FCA published decision letter May 29, 2025:

◆ Upholds complaints about BGF authorization and supervision failures

◆ No redress as FCA not direct cause of losses

◆ £200 ex-gratia payment for response delays

◆ Mini-bond sector scrutiny continues

Market Developments

ESMA Targets Social Media Financial Promotions

INFO
SECTORS: ALL FINANCIAL SERVICES

ESMA wrote to major platforms on May 28, 2025:

◆ Letters sent to X, Meta, TikTok, Alphabet, Telegram, others

◆ Collaboration sought on unauthorized promotion prevention

◆ Links to IOSCO’s May 21 global initiative

◆ Platforms encouraged to verify MiFID II authorization

◆ UK firms should monitor cross-border implications

Insurance Market Study Progress

INFO
SECTORS: INSURANCE

FCA responds to Which? petition May 29, 2025:

◆ Interim report on monthly payment fairness due summer 2025

◆ Home and travel claims handling review planned

◆ Motor premium increases under investigation

◆ Consumer Duty enforcement focus confirmed

BNPL Regulation Timeline Clarified

HIGH RISK
SECTORS: CONSUMER CREDIT, FINTECH

Implementation schedule following May 19 legislation:

◆ June 30, 2025: Temporary permissions applications open

◆ December 31, 2025: Affordability check systems operational

◆ Mid-2026: Full regulatory regime in force

◆ Section 75 protections to apply to BNPL transactions

Regulatory Calendar

June 2025
July 2025
August 2025
March 2026

Question of the Week

With the FCA’s new enforcement investigation disclosure policy taking immediate effect and comprehensive cryptoasset regulations on the horizon, how should firms balance transparency obligations with reputational risk management while preparing for fundamental changes to their regulatory perimeter?
Share your insights on navigating these converging challenges.

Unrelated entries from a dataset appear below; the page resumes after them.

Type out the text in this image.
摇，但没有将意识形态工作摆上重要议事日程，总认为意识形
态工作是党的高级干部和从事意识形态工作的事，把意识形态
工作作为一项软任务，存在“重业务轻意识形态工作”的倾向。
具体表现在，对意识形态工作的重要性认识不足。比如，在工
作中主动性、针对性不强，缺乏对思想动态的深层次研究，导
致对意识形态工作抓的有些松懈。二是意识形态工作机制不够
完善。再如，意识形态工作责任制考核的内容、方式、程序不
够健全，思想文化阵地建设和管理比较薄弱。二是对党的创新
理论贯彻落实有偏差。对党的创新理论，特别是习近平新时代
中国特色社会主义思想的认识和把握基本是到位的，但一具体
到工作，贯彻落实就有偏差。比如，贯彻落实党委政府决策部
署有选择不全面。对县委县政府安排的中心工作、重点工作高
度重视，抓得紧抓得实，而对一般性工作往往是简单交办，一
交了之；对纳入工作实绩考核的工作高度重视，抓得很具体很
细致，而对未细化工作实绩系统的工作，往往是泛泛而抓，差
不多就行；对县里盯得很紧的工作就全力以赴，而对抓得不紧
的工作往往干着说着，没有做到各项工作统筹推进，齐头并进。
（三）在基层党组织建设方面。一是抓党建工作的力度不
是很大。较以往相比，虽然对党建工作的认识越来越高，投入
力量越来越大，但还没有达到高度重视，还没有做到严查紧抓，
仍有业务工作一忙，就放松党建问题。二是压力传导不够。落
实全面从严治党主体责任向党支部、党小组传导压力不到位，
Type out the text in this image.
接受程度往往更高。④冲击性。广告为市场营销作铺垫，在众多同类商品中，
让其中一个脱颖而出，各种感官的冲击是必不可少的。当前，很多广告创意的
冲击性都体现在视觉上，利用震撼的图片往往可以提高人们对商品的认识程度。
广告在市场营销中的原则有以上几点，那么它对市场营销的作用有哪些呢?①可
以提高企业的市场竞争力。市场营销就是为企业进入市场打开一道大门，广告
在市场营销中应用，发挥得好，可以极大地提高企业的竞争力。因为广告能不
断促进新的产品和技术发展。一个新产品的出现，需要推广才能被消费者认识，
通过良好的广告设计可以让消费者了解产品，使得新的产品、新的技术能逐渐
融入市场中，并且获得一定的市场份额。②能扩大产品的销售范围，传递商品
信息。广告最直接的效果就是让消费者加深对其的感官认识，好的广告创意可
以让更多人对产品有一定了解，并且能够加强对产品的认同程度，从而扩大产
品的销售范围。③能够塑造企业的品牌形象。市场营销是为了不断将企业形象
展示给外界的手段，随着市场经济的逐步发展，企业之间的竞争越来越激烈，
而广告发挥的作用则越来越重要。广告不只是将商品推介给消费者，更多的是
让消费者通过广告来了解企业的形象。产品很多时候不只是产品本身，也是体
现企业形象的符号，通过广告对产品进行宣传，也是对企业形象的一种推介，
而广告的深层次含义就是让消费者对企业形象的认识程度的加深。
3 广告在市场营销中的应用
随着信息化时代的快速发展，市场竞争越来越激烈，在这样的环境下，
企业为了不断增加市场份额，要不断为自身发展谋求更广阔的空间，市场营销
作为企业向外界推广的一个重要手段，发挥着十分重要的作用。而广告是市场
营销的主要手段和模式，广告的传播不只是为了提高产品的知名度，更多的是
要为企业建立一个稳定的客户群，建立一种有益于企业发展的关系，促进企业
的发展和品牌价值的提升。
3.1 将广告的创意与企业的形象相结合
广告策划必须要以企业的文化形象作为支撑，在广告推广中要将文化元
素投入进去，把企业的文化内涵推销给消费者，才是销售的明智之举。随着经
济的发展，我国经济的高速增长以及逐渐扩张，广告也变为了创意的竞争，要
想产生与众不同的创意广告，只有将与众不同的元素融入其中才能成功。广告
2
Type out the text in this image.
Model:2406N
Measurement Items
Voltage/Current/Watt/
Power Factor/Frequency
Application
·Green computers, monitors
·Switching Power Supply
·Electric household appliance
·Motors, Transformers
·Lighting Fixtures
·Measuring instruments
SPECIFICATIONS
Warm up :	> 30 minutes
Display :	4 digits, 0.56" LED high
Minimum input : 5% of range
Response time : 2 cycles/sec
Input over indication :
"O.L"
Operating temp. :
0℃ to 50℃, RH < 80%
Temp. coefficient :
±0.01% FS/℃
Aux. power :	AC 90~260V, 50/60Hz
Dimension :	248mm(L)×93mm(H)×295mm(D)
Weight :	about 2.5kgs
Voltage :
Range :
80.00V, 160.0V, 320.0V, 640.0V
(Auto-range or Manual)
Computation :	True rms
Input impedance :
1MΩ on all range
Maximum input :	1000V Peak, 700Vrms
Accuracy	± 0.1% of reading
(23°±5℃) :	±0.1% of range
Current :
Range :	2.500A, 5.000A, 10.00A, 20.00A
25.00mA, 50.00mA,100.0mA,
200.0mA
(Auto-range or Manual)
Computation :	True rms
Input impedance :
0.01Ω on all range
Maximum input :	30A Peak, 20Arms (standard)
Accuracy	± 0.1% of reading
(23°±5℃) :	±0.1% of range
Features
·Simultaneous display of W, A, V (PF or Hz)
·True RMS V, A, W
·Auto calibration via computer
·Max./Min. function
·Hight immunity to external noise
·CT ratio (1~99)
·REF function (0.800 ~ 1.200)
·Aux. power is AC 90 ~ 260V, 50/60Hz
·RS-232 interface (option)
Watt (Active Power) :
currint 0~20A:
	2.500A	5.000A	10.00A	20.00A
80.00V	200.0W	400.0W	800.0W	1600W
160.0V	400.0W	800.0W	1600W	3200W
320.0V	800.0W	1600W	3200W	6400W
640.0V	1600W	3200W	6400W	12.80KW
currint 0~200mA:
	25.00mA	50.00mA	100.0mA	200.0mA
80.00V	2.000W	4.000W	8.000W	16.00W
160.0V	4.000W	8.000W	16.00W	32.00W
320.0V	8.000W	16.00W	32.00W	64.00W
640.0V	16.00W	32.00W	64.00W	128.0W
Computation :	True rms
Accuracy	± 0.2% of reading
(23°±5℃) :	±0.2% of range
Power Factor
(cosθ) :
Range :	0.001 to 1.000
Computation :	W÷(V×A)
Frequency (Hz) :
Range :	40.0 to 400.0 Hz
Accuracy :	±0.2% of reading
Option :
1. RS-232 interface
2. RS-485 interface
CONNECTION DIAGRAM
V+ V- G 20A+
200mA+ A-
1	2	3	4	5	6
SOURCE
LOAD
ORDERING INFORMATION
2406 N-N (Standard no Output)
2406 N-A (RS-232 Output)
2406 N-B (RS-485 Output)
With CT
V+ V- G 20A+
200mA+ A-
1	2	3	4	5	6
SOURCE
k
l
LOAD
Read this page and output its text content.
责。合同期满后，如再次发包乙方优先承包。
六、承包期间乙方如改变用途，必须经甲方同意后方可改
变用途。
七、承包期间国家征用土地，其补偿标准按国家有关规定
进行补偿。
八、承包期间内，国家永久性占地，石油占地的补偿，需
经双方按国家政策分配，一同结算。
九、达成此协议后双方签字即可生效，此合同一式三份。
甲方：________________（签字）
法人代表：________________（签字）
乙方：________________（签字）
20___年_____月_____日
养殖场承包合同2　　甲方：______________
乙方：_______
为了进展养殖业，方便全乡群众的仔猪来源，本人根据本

Insight: The Regulatory Transparency Revolution

The FCA’s decision to implement immediate disclosure of certain enforcement investigations represents more than a policy shift—it signals a fundamental change in the UK’s regulatory philosophy. Combined with the comprehensive cryptoasset framework and the data-driven amendment of 11,000 firm requirements, we’re witnessing a regulator simultaneously expanding its perimeter while demanding unprecedented transparency. This creates a paradox for firms: just as regulatory complexity increases with new crypto rules and enhanced international supervision frameworks, the cost of compliance failures becomes immediately public. The message is clear: in this new era, firms must invest not just in compliance systems but in real-time crisis management capabilities. The days of quiet remediation are ending.